Dubai's main share index closed 0.9% lower, with blue-chip developer Emaar Properties losing 1.9%. In Abu Dhabi, equities declined 1.8%, with the United Arab Emirates' biggest lender First Abu Dhabi Bank retreating 2.5%.
The Qatari benchmark was down 1.1%, with petrochemical maker Industries Qatar dropping 2.5%.
U.S. Federal Reserve chair Jerome Powell is due to start his testimony to Congress on Wednesday, with investors looking for further clues about whether another 75-basis-point rate hike is on the cards in July.
Economists polled by Reuters expect the Fed will deliver a 75-basis-point interest rate hike next month, followed by a half-percentage-point rise in September, and won't scale back to quarter-percentage-point moves until November at the earliest.

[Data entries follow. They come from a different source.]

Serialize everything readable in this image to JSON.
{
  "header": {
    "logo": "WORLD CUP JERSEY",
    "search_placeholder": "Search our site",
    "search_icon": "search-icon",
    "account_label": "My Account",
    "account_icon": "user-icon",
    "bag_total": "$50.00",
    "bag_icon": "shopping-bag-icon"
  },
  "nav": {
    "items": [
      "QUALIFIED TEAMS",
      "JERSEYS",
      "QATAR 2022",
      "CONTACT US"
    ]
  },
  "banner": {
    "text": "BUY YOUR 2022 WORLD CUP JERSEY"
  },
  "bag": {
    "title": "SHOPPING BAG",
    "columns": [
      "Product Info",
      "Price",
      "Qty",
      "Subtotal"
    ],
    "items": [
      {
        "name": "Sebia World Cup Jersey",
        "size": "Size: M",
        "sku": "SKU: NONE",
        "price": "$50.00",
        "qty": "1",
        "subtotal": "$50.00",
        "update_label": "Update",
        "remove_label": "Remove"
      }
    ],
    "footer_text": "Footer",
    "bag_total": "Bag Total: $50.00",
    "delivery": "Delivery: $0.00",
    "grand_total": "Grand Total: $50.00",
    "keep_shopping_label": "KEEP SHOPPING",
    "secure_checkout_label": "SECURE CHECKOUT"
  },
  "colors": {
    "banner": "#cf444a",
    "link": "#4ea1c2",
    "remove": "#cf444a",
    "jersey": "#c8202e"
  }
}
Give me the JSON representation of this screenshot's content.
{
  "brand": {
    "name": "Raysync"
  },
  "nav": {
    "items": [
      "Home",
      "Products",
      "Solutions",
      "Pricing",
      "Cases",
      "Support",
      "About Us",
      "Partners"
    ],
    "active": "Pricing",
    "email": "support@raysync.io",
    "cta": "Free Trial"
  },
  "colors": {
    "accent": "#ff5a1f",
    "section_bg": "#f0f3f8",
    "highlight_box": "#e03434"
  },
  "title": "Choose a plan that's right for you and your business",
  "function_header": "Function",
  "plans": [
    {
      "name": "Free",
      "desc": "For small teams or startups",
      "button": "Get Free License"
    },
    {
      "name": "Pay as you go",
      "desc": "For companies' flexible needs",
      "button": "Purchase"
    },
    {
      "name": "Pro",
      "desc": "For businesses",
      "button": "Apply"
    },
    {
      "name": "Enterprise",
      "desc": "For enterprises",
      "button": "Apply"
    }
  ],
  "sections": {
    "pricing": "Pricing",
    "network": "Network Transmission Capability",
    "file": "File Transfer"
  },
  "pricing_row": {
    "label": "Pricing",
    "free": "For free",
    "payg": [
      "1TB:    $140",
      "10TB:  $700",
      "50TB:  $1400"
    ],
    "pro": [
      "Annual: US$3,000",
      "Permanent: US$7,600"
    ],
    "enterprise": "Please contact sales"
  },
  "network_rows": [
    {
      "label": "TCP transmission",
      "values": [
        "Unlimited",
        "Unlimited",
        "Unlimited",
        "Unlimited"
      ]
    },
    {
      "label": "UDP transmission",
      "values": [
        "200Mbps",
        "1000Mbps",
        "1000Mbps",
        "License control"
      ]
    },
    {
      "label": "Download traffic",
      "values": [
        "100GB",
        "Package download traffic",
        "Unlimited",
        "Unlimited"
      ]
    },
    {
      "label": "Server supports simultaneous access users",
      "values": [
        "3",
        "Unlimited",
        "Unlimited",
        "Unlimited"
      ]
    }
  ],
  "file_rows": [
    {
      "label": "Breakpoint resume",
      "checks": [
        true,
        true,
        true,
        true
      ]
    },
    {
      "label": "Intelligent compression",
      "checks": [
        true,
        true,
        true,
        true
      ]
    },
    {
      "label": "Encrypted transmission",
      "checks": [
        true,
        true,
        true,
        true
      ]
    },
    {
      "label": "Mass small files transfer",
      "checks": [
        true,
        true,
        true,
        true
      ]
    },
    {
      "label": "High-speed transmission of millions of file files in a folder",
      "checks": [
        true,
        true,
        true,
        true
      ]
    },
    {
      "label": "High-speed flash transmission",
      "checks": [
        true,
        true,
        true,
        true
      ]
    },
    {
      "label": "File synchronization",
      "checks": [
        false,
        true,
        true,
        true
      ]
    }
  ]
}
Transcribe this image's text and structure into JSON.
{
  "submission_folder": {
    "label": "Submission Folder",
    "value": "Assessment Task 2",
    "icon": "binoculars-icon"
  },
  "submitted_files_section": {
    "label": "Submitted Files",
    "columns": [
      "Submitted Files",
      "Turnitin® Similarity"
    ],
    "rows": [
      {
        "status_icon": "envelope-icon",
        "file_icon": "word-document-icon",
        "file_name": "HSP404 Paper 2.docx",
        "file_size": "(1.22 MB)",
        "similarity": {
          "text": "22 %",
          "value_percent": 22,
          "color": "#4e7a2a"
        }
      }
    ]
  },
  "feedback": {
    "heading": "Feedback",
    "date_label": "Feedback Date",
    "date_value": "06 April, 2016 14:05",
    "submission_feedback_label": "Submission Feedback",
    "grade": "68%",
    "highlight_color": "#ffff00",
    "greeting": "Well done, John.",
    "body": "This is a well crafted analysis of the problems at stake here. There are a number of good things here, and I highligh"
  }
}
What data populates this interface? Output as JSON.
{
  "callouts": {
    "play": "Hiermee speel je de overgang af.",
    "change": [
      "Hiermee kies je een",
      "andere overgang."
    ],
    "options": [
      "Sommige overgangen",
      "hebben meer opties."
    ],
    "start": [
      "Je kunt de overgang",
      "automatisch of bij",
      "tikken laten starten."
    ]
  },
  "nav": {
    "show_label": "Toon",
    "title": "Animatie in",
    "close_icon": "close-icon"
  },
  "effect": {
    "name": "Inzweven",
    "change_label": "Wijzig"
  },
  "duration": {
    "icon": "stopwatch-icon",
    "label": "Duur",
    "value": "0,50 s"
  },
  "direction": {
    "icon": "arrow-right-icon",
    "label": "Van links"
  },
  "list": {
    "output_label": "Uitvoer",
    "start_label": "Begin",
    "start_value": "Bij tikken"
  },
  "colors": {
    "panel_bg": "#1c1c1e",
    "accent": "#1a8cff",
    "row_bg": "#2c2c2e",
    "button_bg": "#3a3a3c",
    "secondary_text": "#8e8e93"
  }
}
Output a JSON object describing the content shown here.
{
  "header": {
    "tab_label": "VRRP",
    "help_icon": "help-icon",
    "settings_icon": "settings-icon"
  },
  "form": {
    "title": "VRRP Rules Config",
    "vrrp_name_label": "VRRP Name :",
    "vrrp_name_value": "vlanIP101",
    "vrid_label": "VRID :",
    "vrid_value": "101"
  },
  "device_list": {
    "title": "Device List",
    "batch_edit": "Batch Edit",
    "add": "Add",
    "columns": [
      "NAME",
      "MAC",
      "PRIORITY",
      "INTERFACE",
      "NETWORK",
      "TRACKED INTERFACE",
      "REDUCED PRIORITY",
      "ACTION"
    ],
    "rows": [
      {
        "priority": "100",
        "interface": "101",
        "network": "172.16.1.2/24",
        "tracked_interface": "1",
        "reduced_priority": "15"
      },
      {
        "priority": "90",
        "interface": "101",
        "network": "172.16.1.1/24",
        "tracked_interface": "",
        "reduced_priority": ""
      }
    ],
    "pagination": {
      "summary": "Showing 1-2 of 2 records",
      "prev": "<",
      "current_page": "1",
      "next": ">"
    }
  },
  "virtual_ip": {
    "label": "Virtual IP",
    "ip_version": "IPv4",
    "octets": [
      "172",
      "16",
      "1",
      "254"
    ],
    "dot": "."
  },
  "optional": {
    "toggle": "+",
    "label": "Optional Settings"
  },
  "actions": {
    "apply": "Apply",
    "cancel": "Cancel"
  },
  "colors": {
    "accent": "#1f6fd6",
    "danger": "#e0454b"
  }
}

Investors focused on the impact of the tightening monetary policy on economic growth and the Federal Reserve's next steps could cause a sharp slow down, said Farah Mourad, senior market analyst of XTB MENA.
Outside the Gulf, Egypt's blue-chip index lost 0.8%. According to Mourad, the Egyptian market remains exposed to the developments in Ukraine as well the selling pressure from international investors.